Viewpoint: Payoff from Customer Profitability Analysis

Which customers make the biggest contribution to your bottom line, and which generate a negative return? Do your promotions target volume without profitability? How do you decide what to charge a particular customer for a business loan, a mortgage, or a car loan? On what basis do you waive fees for customers who ask?

If you base your pricing on intuition or what the bank across the street is doing, you're missing profitable opportunities. And if you can't measure the value of your customers, you can't project the value of expanding those relationships or acquiring others.

In our experience, the general 80/20 rule of thumb often is greatly understated. The top 20% of your customers may be contributing more than 80% of your profits.

There is a need for better customer-level metrics, instead of the traditional organizational- and product-level measurements such as sales, revenue, and margin. This is driven by pressure on margins as a result of market consolidation, as well as increasing customer sophistication in using multiple delivery channels.

However, because customer profitability analysis is not mission-critical, it doesn't get the attention it deserves, especially at midsize and community banks. And until recently only large institutions could afford such systems, but now more affordable ones are available.

As with any customer-centric technology implementation, there's no cut-and-dried ROI analysis for customer profitability, predictive analytics, and customer relationship strategy. Financial justification is often subjective and hard to measure, especially if an organization has not developed a strategy and appropriate metrics. Yet there are many benefits, both direct and indirect. What's needed is a clear strategy and a corresponding set of metrics based on what you are trying to accomplish.

One of the largest direct benefits traditionally considered in an ROI analysis is savings, although the objective should be maximizing the benefits rather than simply minimizing cost.

In addition to cost reduction, profitability systems can increase revenue, loan volume, and wallet share. An analysis of your customer portfolio can provide the basis for determining the best products for each segment. Furthermore, pricing tools or simulators integrated with the system can allow relationship managers and loan officers to tailor product terms to the customer's specific needs while maintaining established profitability, ROA, and/or ROE objectives.
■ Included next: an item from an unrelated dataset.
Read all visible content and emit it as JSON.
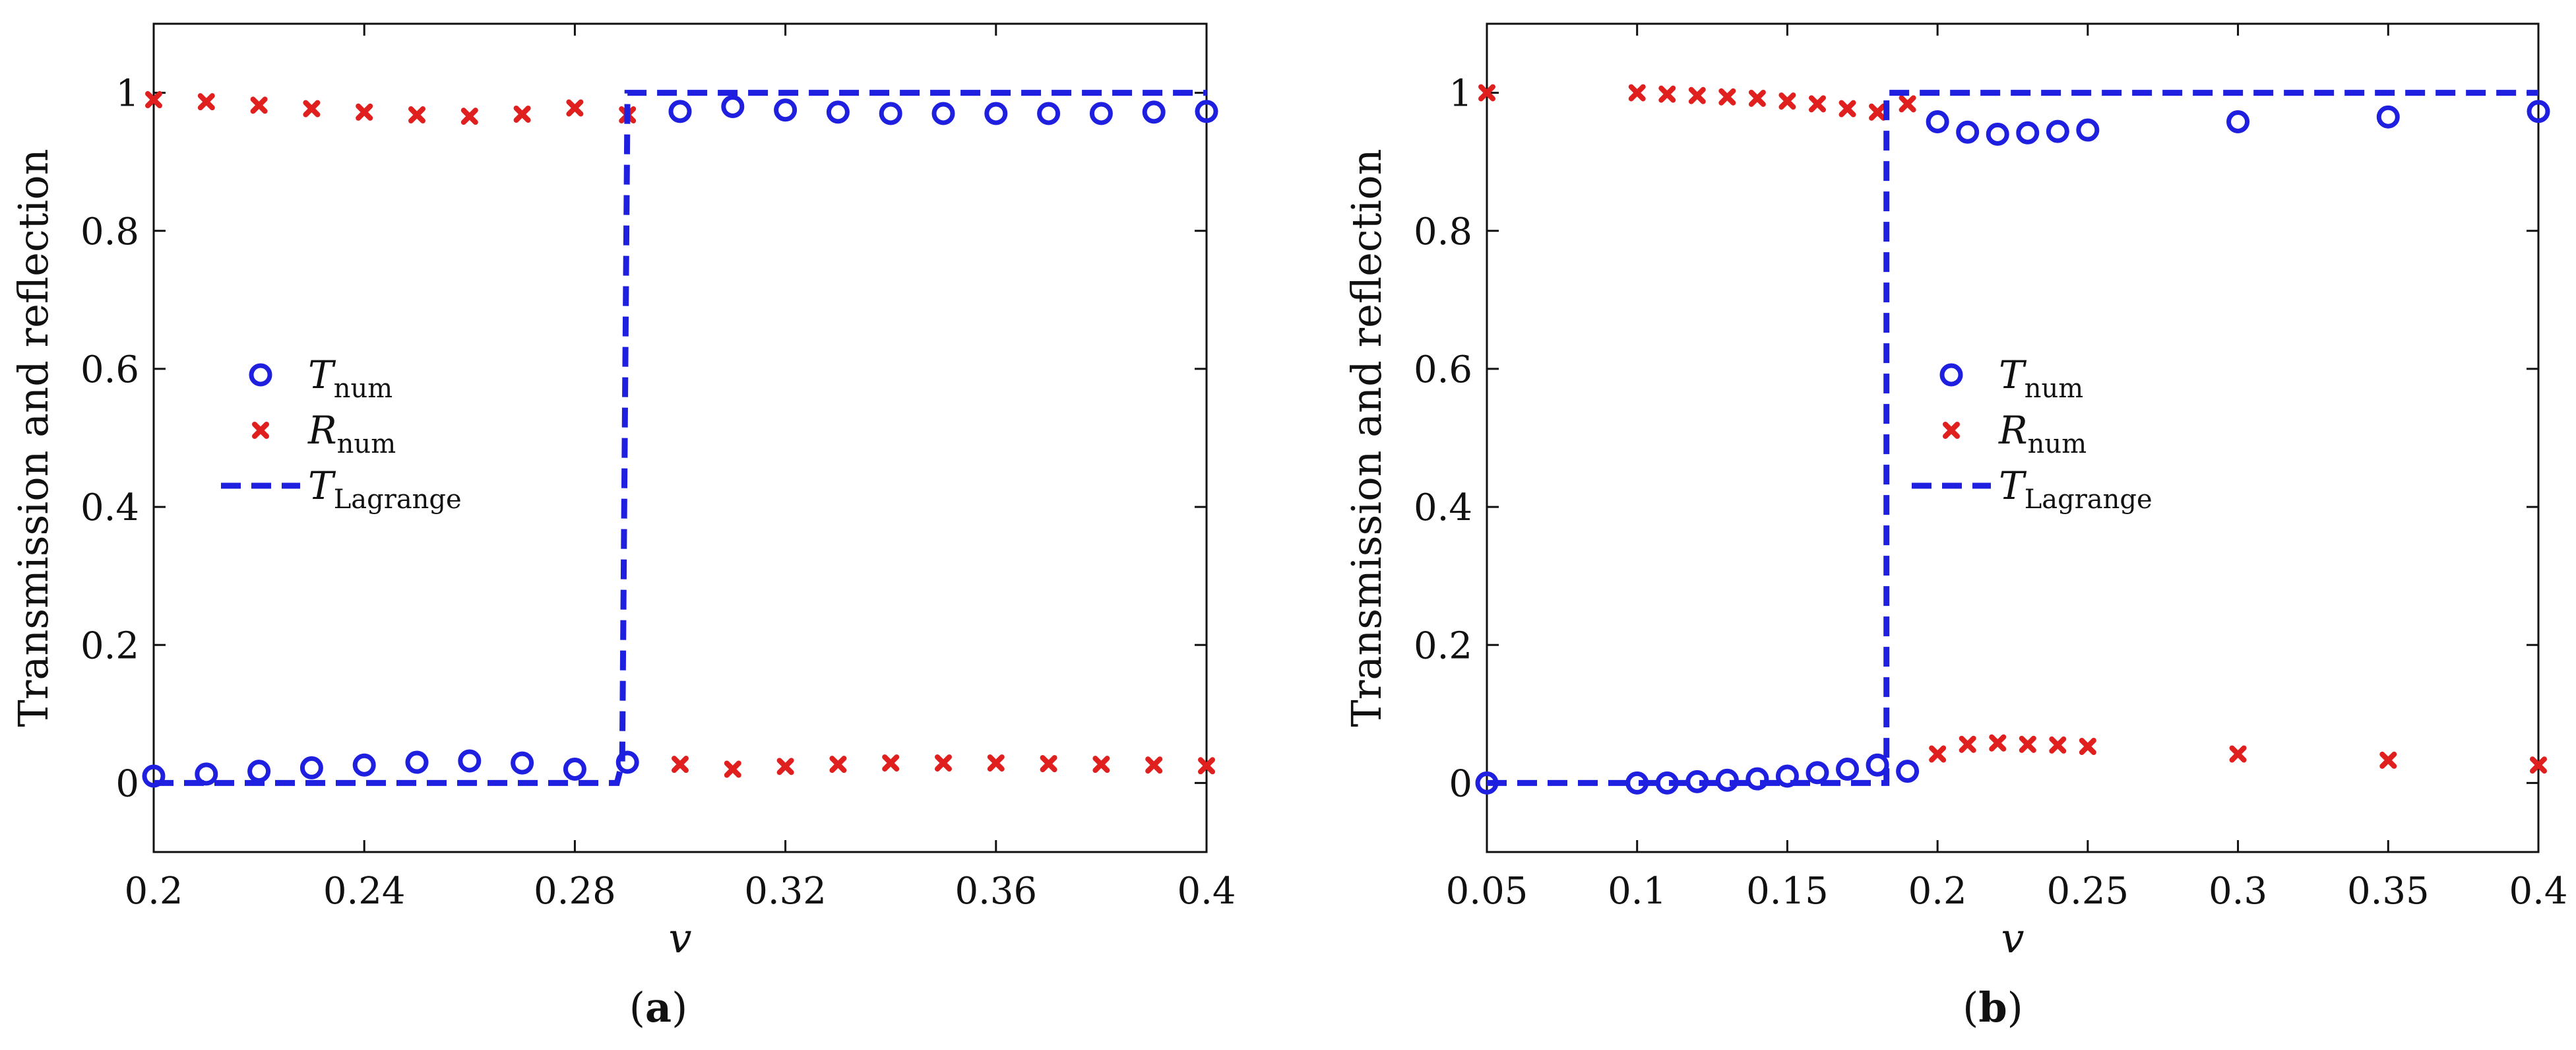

When purchasing a customer profitability system, consider the quantifiable indirect benefits by analyzing the entire strategic arena — including business processes, people, and the technology itself. Who will use the system, and how often? The more people it affects and the more often it is used, the higher the potential return.

Historically, ROI has been focused solely on the technology aspect, which does not present a true picture. Profitability and predictive data, when available, have resided in the back office, but there's far more value in distributing functionality and profitability information throughout the organization.
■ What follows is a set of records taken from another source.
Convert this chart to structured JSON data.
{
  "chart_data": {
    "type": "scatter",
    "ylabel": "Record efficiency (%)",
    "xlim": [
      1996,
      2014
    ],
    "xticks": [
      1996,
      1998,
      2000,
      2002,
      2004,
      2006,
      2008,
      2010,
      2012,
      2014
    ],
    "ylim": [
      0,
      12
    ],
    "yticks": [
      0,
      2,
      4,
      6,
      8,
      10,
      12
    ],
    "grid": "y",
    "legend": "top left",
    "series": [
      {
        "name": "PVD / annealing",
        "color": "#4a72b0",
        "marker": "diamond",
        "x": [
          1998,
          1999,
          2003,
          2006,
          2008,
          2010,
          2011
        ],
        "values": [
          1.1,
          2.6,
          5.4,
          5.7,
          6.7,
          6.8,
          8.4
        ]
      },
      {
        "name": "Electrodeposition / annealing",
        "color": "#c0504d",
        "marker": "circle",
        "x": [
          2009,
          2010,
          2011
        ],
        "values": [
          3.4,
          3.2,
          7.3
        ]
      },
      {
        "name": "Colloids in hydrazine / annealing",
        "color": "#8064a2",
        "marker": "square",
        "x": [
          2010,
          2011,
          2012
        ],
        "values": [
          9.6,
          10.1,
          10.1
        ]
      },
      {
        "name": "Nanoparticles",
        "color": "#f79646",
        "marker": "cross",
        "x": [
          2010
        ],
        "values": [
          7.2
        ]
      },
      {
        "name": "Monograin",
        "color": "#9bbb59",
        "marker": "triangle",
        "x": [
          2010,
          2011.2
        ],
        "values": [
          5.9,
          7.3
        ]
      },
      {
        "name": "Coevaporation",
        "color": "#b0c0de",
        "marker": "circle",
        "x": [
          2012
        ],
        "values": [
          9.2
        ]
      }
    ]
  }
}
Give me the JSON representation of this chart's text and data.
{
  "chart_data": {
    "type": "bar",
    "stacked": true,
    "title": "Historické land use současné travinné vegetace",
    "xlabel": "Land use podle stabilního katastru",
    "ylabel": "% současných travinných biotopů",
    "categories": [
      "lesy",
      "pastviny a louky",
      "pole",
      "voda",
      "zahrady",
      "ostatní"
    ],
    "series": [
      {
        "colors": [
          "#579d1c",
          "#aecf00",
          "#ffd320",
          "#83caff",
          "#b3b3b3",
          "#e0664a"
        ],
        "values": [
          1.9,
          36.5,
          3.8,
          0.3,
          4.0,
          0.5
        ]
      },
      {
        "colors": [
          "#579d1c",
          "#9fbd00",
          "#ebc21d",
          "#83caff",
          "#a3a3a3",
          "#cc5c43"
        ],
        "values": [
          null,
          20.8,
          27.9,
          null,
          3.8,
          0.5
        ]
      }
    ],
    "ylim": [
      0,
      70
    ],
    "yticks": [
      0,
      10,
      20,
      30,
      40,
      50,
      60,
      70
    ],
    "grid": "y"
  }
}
What ROI means, and what kind of return is needed to make a purchase worthwhile, may differ for small and large financial institutions.

At a small bank, the culture may be challenged in supporting the required investment, or an extensive ROI process itself may be overwhelming. Decisions sometimes are made by an appointment from the CEO or after a few promising reference calls. Additionally, customer relationship strategies may not be as complex or sophisticated as they are at a large institution.

However, one trend is changing this picture. Executives from large institutions are starting financial institutions of their own and bringing with them a more sophisticated culture that embraces customer relationship management, profitability, and predictive analytics. The result is a leveling of the competitive landscape.

A customer profitability system provides an analytical basis essential for a successful CRM initiative. The need and utility for customer profitability analytics within a CRM implementation is based on the degree to which:

     
  • A strong profitability gradient exists between the most and least profitable customers.   

  • Customer-directed behavior drives profitability, e.g., product use and delivery channel choices are made by the customer.   

  • Differential pricing can be applied to these customer-driven behaviors without punitive business or legal constraints.  

The CRM efforts of the past focused on targeted systems within products or channels, often overwhelming customers with multiple or contradictory offers. The CRM efforts of today must work at an enterprise level, providing touch points across the organization as well as multichannel offerings.